Hasegawa長谷川裕子『中近世移行期における村の生存と土豪』(校倉書房、2009年)受贈。ありがとうございます。
どたばたしていて、まだあとがきしか読んでませんが…(笑)。
「ようやく」という感すらある単著のご刊行を慶びたいと思います。

なんといっても重厚。私は中世とあれば分野によらずわりとなんでも食いつく癖がありますが…(笑)、領主論あるいは土豪論はとても自分の手には負えないとかねてより思っていまして(石母田正『中世的世界の形成』すら読み切れていない…)、もっぱら専門とされる方々の成果を学ぶだけに終始しております。

さて、本書を貫く視点は、「生存」。従来、(特に戦国期の)村というのは権力からの自立の象徴と捉えられ、その構造は「共同体」の観点で注目されてきましたが、本書では「生命維持装置」と位置づけています。この両者、同じ概念のようで同じではないと思うわけですが、この点をめぐって、今後議論が深まるきっかけになるでしょうか。

もう一つ。

「村は、村の自力の外側に、それを補完するための二つの回路を確保していた。これらは、村が生き残るために創り出したシステムであったが、横は近隣の地域社会から、縦は最終的には当該期の権力につながる多元的・重層的な広がりを持つものであった。」(p.15)

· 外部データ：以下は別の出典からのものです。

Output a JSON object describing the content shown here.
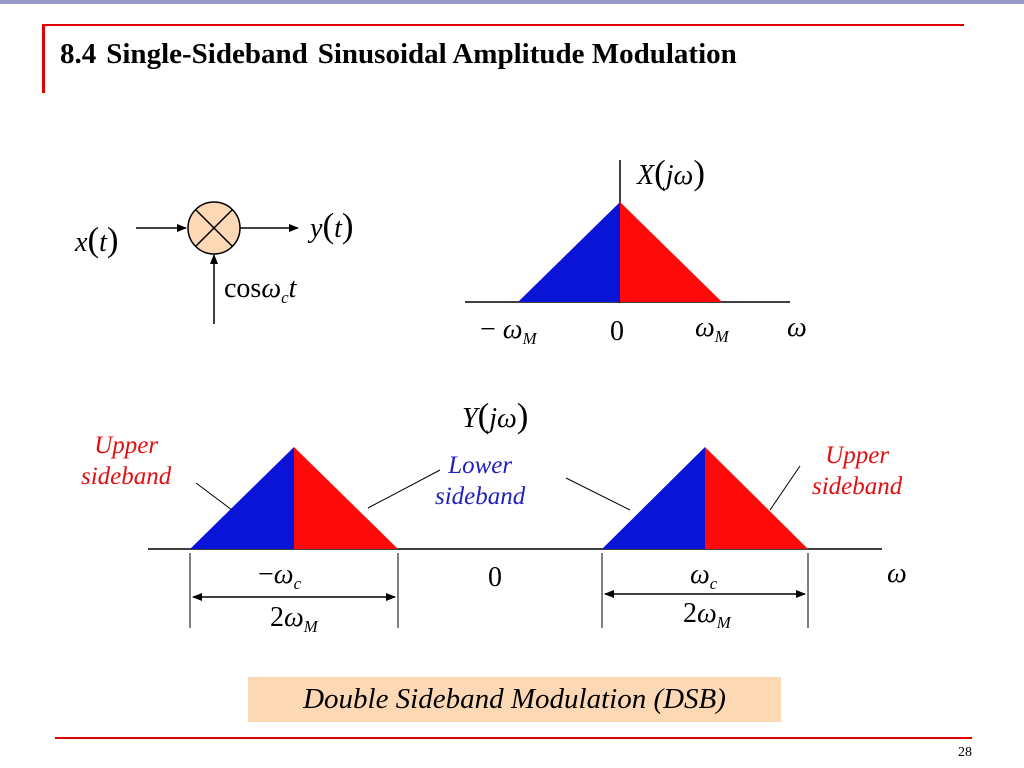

という一文はとても印象的です。権力との関係は、常に対立的ではなく時には協調的であり、そして協調を引き出す力が村にあったという視点がおそらく主眼になるのでしょう(理解が間違っているかもしれませんけど(笑))。
そうなると、おそらく今後、事実関係云々よりも分析に携わる研究者個々の“権力像”こそが論点になるのかな、という気がしています。

雑駁なのでこのへんで…。まずはちゃんと読まないと(笑)。